Clayton Cramer talks about some important development in how the Philadelphia political class is talking about the gun issue.  They admit at least one thing:

“This society has chosen to live with guns,” Dr. William Schwab was saying in July, as he stood before a roomful of reporters in a Penn Law classroom. “There are over 220 million guns in circulation in the United States of America. There is nothing that’s going to take those guns away.”

We have to live with guns.  You can’t un-invent technology.  No attempt to do that has ever succeeded.   Now the bad:

“There’s kind of two different models,” he said. The first is “the idea of a ‘take-away’ model, where the more guns seized, the less guns are carried. But I think what’s really working is a ‘keep-away’ model. That is, if you are deterred from carrying your gun into an area where police might take it away from you, you don’t want lose it, even for the week or two it takes to replace it, because somebody might hear that the cops took your gun, and they might come after you because you’re unarmed.”

The political class in Philadelphia needs to remember that they live in a state where 600,000 people are licensed to carry a firearm lawfully concealed on their person.   The City of Philadelphia issues 32,000 of these licenses.  There are more legal firearms on the streets of Philadelphia in the hands of law-abiding citizens then there are police officers patrolling the city streets.
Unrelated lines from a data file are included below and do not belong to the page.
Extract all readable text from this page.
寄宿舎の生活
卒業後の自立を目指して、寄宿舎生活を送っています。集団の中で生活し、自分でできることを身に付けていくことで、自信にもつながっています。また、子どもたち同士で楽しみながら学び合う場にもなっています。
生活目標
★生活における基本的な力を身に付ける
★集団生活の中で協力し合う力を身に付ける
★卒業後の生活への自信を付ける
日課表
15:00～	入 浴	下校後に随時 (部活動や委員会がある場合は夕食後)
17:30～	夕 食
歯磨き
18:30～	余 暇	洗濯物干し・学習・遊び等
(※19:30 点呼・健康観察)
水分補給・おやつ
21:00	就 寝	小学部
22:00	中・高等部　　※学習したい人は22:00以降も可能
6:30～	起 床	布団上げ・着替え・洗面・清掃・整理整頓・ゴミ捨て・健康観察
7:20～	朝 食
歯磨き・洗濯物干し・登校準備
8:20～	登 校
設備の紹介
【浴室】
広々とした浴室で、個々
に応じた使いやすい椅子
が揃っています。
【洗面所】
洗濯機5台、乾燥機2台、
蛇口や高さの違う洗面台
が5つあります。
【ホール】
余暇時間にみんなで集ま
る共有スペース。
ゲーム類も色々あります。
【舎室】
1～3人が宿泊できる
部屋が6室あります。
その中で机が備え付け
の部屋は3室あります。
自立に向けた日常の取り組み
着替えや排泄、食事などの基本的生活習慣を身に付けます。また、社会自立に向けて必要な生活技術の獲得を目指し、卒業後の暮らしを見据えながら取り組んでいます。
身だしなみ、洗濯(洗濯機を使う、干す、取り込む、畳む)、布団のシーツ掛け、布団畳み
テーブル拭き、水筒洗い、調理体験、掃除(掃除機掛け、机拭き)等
“Stop and Frisk” is basically having police officers apply what’s called a “Terry Stop”, named after Terry v. Ohio.  Terry’s standard in “reasonable suspicion” that a crime is being committed, and that the person is armed.  This is much more lax standard than probable cause required for, say, a search of a vehicle, though Terry Stops can be used for a traffic incident as well.

It’s worthwhile for City leaders to realize there is a standard with Terry, and that they may not just randomly stop and search people.  I have no problem, in theory, though I do have some specific problems with Terry, with police being able to do a limited unintrusive search to check for weapons on a suspect that’s been seized because of probable cause about a crime committed.

What I fear is that the City will use this as a pretext for harassing people who are lawfully carrying firearms.

2 thoughts on “Changing Arguments”

  1. “they might come after you because you’re unarmed.”

    You admit I may need a gun for self defense, yet you look for ways to disarm me. You probably don’t expect me to react with hostility either.